What about the whole, "Don't kill people" commandment? This great country of ours is great at it. Of course we do it so the terrorists won't keep us from the shopping malls...but we are among the best at slaughtering people. Is it ok as long as we say we are doing it for God?

Also, with divorce rates flying over 50% in this country, what are you so worried about? Chances are, it won't last...just like your failed marriage. Hold on though...isn't divorce a sin too? Wait now I am really getting confused...Gay marriage should be banned but divorce should be an industry? Hell people even celebrate divorces. I guess I am having a hard time understanding where your faith makes any sense.

I have set it before..."If you make divorce illegal, everyone would go ahead and give marriage a second thought.

But I can understand needing to get married since a pregnancy was involved....ooooh shit...wait...Sex before marriage? Isn't that...no it couldn't be, all the faithful redneck teen moms were all married before conception. I am sure of it! Or did you find someway to get God to sanctify your Keystone fueled romp in the bed of a pick up? If you can explain that one to me, I'd sure be grateful.

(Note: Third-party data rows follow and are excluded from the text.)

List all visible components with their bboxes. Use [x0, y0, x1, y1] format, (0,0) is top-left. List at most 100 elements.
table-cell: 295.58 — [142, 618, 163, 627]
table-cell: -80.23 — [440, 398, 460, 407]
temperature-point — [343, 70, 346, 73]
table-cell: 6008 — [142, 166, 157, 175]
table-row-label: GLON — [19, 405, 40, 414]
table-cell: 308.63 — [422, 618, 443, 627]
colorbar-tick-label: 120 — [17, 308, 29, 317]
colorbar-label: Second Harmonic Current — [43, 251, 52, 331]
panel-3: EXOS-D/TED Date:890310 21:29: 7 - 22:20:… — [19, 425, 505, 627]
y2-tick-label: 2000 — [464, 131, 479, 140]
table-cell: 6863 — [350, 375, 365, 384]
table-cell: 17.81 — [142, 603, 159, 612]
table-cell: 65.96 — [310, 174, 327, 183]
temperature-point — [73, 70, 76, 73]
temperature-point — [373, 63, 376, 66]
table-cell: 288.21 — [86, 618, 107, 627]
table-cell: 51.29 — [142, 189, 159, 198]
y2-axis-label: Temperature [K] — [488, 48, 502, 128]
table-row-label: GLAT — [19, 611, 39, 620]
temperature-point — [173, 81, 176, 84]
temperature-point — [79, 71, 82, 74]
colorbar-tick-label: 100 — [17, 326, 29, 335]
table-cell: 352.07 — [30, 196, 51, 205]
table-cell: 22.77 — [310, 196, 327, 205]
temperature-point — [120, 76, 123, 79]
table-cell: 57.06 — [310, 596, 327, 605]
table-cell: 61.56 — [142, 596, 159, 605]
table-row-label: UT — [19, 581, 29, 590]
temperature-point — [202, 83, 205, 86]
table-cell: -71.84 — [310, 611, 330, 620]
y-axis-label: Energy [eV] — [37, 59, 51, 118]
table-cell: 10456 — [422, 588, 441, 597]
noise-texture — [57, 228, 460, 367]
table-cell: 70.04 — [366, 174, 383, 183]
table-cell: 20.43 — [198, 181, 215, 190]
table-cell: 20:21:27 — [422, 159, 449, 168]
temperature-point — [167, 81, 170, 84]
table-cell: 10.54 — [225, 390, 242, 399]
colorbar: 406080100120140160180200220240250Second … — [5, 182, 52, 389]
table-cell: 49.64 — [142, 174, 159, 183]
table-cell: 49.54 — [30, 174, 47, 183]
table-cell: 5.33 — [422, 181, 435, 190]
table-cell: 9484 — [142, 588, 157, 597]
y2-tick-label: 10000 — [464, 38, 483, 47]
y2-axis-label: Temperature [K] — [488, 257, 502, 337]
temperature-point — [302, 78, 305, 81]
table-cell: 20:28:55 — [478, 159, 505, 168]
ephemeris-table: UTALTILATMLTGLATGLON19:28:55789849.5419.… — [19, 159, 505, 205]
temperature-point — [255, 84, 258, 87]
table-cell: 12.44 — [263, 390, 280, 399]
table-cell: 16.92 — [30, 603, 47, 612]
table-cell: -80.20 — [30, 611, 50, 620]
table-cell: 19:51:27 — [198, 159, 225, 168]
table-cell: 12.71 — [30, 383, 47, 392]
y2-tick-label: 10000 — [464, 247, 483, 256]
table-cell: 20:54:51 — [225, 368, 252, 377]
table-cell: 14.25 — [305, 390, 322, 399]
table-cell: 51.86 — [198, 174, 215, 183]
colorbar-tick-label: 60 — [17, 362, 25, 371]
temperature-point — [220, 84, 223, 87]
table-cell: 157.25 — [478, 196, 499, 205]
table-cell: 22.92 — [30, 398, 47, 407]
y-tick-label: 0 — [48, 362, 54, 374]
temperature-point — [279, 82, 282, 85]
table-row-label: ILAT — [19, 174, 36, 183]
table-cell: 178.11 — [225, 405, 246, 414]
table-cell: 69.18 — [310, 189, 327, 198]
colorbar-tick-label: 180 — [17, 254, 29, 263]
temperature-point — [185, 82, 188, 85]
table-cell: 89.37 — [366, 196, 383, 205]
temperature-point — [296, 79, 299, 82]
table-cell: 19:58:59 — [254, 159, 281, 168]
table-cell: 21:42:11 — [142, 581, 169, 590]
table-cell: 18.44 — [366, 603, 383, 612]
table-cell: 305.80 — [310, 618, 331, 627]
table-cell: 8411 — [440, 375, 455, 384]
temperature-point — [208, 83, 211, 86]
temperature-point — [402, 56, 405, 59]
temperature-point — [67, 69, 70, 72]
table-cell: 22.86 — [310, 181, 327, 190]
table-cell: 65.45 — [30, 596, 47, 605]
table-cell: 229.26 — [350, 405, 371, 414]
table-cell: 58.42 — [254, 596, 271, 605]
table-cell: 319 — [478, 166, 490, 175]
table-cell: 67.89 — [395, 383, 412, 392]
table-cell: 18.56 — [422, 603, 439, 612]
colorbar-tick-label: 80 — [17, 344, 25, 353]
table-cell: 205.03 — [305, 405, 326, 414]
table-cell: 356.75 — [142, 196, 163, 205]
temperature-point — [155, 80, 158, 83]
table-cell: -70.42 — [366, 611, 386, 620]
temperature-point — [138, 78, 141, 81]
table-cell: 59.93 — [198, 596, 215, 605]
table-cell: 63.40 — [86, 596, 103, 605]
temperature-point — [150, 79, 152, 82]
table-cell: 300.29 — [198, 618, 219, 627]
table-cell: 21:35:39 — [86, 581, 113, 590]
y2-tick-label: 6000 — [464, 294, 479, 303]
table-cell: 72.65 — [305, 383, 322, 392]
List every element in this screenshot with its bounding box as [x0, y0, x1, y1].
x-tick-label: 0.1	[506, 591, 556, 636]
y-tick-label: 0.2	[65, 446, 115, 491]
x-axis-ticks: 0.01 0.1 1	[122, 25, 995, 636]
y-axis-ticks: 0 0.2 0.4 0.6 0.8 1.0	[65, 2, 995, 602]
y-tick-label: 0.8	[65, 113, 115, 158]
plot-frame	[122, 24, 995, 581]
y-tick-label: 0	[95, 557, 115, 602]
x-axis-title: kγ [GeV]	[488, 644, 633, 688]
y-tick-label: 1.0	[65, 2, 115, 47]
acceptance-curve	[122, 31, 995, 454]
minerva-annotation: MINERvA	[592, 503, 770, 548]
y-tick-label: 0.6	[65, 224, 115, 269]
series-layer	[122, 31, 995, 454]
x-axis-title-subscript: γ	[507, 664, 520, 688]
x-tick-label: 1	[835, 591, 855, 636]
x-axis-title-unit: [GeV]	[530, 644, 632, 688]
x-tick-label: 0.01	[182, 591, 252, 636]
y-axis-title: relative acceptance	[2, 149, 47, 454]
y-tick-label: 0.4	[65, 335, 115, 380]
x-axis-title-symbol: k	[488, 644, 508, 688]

My favorite were the women that stood forth on mighty pedestals denouncing the lifestyle! I mean, maybe they thought if they made enough noise, people would forget about what the Bible says about women...If you know what it says...then you should probably Shut the fuck up...because that's exactly what it says you should do. And for those of you that haven't been discarded by you first husband and baby daddy, I really hope you are behaving and being submissive to your man...transgressors...You should have plenty of time to practice working at home as it says in Titus.

I guess you could throw back at me that I took some of that out of context...Kind of like you did with the homosexuality text. I guess you could always throw back that some of those rules are antiquated and don't have to be followed. But what makes Homosexuality any different? Who gives you fucking tards the right to judge anyone based on a book you don't even follow? By the code of Jehovah you are all going to hell. So if you don't like gay people now, you should try to get used to hearing a feminine male scream, because you will be spending eternity right next to him. I think the biggest sin here is how fucking stupid you all are.

You know back in the day they had Biblical justifications for slavery. Some racist groups still believe in them.
You used to be able to beat your wife.

But as a group, we slowly but surely grew out of that nonsense. This is nothing different. It just can't make sense to the feeble minded American that doesn't have enough going for them to look up to anyone any better than a bearded redneck asshole.

Also, before you come at me, or judge me, as you have probably done the whole time you read this, you have no idea what my relationship is with God. I can assure you have one and I am a grateful person for things that have been given to me, especially the gift of commonsense and the intelligence to know that rules from 2000 years ago, may not apply to todays world as literally as you think they should.

(For any of you atheist, I know this probably got your motor running, but keep it to yourself. You can be more annoying than a pissed off chihuahua and this isn't the time to hear your nonsense either.)

One rule I will say that should stand today is that you should be good to other people...maybe that will free up some of your time to clean up your own act.